Howard Hodgkin (1932-2017)

Howard Hodgkin was a British artist who was born, lived and worked in London, United Kingdom nearly all of his life. Hodgkin never belonged to a specific movement or group of artists but is one of England’s most celebrated contemporary painters. Both his paintings and parallel printmaking practice exhibit a mastery of gesture, composition, ground and colorfrequently breaking past the confines of the canvas and dynamically expanding onto the picture frame.

 

Hodgkin grew up in Hammersmith Terrace, United Kingdom. During World War II however, Hodgkin was evacuated to Long Island, New York, where he began to familiarize himself with the work of artists from the School of Paris such as Henri Matisse at the Museum of Modern Art.
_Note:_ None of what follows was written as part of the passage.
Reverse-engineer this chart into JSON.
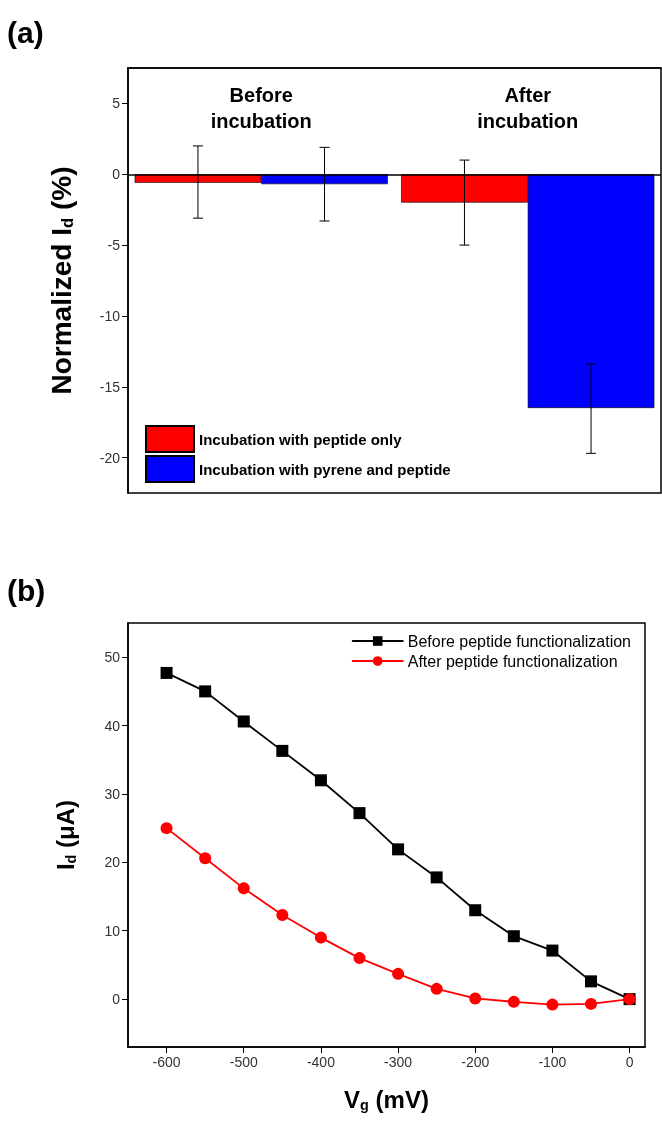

After his return to England, Hodgkin briefly attended the Camberwell School of Arts and Crafts and then the Bath Academy of Art. Hodgkin’s first solo show was at Arthur Tooth and Sons in London in 1962. After a couple of decades of a successful career, Hodgkin then represented Britain at the Biennale Arte di Venezia in 1984. He won the Turner Prize the next year in 1985. Hodgkin’s first solo show in the United States was in 1998 at Gagosian Gallery, after a successful exhibition at the Metropolitan Museum of Art in New York, from 1995 to 1996. His first retrospective opened in 2006 at the Irish Museum of Modern Art in Dublin.

 

Hodgkin has been exhibited extensively both nationally internationally, and his work is held in the collections of several prominent institutions including the British Museum, London; the Museum of Modern Art, New York; and the Tate Gallery, London.